Mon, 16 Oct 1995

The truth America owes Honduras

In July the Honduran government filed charges against 10 active and retired military officers, among them seven colonels, accused of attempted murder and the illegal detention of six Honduran citizens. The soldiers were part of the notorious Battalion 316, a unit the CIA financed and trained in the early 1980s. Honduran investigators believe Battalion 316 was responsible for the disappearance of 140 people whose bodies have never been found.

If the trial opens as expected this fall, Honduras will become the first Latin American nation to try a group of powerful, active-duty military officers for human rights violations against their own people.

The armed forces, now led by the general who once commanded Battalion 316, responded by sending tanks into the street for a day as a show of muscle. Potential witnesses and government officials pushing the investigation have been threatened.

Both to give a signal to the military and to provide evidence for the trial, the United States should provide the Hondurans with any secret reports CIA and American Embassy officials sent back to Washington about Battalion 316's crimes. Although the first request to the United States for declassification was made nearly two years ago, Washington has so far provided only four heavily censored CIA documents.

Clinton administration officials say a special declassification effort has now been approved to speed the flow of information to Honduras. It will handle both State Department and CIA materials on Battalion 316, as well as other matters under investigation in Honduras. The work must commence as quickly as possible and give the Honduran government wide access to materials.

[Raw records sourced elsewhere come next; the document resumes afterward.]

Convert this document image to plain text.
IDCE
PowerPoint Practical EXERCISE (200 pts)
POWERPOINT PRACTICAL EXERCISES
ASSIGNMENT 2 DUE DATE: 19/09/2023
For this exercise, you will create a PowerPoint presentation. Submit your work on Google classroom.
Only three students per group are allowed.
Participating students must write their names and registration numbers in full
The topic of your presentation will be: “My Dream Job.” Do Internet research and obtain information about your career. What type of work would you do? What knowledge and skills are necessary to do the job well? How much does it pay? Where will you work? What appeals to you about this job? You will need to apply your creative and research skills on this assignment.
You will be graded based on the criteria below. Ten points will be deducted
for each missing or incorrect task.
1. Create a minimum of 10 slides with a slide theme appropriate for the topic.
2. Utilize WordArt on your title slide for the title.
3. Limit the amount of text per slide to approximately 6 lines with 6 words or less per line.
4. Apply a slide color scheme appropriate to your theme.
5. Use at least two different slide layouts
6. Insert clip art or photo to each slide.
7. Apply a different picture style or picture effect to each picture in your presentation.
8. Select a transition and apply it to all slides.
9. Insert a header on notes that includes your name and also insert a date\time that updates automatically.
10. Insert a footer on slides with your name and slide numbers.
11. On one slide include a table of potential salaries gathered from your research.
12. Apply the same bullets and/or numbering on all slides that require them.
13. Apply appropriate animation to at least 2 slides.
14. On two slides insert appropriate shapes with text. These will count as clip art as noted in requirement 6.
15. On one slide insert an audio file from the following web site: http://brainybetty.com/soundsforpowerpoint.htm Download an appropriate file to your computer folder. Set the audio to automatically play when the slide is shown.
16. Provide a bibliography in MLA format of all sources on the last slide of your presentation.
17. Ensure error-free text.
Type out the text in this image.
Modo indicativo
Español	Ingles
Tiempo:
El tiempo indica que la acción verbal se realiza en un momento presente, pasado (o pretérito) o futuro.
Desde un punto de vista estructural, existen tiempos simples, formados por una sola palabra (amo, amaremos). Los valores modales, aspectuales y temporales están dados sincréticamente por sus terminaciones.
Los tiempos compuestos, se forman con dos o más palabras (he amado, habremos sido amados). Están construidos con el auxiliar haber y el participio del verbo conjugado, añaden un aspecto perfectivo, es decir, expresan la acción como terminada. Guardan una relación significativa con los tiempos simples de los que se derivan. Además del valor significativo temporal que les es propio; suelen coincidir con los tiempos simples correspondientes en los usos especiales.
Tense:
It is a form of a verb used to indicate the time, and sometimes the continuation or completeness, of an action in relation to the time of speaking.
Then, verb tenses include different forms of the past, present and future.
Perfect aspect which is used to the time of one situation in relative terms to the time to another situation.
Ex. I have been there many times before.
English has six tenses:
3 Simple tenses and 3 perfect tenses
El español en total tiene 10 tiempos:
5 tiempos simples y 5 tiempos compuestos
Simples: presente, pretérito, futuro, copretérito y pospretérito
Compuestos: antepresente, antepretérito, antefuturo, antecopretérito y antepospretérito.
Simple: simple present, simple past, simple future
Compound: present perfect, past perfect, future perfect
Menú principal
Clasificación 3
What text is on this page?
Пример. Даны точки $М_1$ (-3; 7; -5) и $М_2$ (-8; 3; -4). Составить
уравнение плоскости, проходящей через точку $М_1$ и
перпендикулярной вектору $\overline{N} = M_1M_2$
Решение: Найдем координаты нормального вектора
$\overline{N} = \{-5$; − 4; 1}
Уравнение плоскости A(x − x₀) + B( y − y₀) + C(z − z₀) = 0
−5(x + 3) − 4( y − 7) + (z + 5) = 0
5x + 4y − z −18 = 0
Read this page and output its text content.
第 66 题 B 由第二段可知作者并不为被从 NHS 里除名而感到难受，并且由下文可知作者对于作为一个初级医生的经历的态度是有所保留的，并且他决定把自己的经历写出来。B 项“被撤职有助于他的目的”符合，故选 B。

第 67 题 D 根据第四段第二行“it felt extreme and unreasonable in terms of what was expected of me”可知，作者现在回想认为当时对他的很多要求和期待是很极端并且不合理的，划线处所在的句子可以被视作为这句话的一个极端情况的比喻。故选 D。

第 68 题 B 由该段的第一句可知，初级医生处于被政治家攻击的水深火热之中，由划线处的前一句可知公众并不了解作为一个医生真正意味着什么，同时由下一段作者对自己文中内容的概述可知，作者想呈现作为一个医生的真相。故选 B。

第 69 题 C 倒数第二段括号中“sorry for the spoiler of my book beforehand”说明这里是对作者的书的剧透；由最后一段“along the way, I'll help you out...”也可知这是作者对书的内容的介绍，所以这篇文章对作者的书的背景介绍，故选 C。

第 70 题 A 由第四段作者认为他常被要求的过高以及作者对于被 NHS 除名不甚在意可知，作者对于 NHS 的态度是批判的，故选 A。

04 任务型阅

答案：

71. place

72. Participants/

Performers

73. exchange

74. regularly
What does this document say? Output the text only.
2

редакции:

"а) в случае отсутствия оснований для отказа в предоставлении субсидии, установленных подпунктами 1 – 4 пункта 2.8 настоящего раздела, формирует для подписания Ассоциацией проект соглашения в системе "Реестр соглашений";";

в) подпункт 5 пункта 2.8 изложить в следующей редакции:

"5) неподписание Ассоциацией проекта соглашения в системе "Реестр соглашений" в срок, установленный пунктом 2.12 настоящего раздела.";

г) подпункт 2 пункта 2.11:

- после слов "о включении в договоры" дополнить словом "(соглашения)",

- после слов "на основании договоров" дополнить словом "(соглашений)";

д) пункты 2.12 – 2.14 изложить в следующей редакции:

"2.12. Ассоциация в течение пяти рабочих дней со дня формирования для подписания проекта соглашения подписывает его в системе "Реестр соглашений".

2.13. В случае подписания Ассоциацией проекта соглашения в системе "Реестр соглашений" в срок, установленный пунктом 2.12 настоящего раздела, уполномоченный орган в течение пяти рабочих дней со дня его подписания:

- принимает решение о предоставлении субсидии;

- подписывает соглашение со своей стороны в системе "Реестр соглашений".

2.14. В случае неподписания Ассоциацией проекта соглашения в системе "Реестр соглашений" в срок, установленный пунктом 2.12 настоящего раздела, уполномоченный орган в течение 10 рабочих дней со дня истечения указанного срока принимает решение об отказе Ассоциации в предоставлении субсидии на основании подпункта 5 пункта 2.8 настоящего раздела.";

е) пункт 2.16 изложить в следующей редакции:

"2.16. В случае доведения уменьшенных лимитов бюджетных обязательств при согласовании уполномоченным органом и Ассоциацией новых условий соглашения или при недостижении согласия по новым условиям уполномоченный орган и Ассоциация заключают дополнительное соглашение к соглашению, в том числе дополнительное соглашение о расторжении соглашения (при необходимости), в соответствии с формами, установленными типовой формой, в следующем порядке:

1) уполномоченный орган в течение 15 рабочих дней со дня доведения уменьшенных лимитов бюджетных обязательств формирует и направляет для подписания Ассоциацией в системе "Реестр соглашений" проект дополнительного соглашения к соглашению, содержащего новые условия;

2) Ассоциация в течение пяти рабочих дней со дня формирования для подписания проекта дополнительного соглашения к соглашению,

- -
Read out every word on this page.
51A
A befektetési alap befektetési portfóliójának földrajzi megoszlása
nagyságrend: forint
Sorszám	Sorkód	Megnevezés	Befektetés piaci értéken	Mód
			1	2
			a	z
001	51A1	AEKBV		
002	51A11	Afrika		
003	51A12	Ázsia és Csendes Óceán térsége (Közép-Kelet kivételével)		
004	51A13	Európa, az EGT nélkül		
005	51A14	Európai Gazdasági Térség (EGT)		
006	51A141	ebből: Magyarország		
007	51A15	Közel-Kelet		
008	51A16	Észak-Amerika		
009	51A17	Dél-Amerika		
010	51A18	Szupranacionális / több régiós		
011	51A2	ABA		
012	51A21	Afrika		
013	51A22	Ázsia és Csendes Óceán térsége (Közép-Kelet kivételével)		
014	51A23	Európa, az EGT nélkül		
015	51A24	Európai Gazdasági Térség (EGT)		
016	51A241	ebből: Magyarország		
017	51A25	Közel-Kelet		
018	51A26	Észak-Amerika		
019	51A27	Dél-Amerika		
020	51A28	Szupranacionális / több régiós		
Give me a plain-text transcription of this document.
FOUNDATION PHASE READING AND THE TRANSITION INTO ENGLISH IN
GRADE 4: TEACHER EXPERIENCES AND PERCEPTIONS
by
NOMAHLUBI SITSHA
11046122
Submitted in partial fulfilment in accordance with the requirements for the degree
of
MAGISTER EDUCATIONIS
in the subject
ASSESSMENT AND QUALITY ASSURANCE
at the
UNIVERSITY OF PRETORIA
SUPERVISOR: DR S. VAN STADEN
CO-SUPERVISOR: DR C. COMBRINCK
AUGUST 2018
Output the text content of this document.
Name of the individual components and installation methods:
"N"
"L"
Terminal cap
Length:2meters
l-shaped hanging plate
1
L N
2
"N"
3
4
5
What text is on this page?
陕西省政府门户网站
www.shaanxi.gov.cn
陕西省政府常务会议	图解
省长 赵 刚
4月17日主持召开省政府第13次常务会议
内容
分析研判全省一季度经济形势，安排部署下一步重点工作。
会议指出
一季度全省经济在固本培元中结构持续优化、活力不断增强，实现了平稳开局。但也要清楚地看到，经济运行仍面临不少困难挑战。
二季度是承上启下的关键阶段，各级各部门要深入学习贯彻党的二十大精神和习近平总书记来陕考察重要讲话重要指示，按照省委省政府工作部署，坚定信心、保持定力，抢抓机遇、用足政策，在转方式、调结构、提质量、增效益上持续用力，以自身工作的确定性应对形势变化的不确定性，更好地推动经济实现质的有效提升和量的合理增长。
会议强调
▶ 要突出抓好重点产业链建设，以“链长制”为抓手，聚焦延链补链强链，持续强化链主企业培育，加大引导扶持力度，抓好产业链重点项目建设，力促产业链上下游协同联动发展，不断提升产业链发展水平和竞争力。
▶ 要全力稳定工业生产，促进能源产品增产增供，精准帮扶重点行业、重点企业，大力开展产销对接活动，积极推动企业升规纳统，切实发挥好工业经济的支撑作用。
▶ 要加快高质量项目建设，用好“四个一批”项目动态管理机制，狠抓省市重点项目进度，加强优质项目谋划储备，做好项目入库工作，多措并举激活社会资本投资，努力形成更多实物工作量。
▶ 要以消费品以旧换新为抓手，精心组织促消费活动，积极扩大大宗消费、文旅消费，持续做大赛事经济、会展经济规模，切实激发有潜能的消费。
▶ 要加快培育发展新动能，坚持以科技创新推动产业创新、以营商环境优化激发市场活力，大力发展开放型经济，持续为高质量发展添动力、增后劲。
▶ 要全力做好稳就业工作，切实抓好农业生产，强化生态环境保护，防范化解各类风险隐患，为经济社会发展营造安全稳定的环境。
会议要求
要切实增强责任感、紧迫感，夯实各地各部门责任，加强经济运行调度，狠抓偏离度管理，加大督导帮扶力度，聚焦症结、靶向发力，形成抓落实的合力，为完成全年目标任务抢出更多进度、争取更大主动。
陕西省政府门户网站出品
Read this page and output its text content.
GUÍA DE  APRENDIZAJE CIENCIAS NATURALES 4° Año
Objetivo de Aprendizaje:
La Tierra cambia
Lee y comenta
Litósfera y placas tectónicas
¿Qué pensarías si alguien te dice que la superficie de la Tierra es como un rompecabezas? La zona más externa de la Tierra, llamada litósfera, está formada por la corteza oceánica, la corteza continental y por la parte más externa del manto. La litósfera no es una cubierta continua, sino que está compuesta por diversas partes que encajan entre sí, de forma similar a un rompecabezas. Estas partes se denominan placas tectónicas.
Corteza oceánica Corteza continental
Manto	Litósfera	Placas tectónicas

Credit for the trial goes to some courageous and determined Honduran government officials, among them President Carlos Roberto Reina, Special Prosecutor for Human Rights Sonia Dubon de Flores and Human Rights Ombudsman Leo Valladares. Since taking office in early 1994, Reina has ended the abusive forced recruitment of soldiers and has begun to remove various police agencies from military control. Valladares, who cheerfully admits that he was appointed ombudsman in 1992 because he was expected to make no waves, began to investigate Battalion 316 after one of its members came forward to confess his involvement in murders.

Battalion 316 grew out of the billion-dollar collaboration between the Reagan administration and the Honduran military in the early 1980s to support wars in Nicaragua and El Salvador. Its purpose was ostensibly to catch Hondurans running guns to the Salvadoran guerrillas. But the Valladares report, released in 1993, found that Battalion 316 became a death squad that tortured and killed peaceful leftists.

Valladares' findings are now widely confirmed. Some of Battalion 316's members have provided detailed accounts of participating in murder and torture. As part of a 14-month investigation, The Baltimore Sun won the declassification of some U.S. government documents showing that officials in Washington knew of the killings and disappearances but misled Congress and the public.

Considering the sordid history of Battalion 316 and other secret American operations in Honduras, releasing the documents as quickly as possible is the least the U.S. government can do.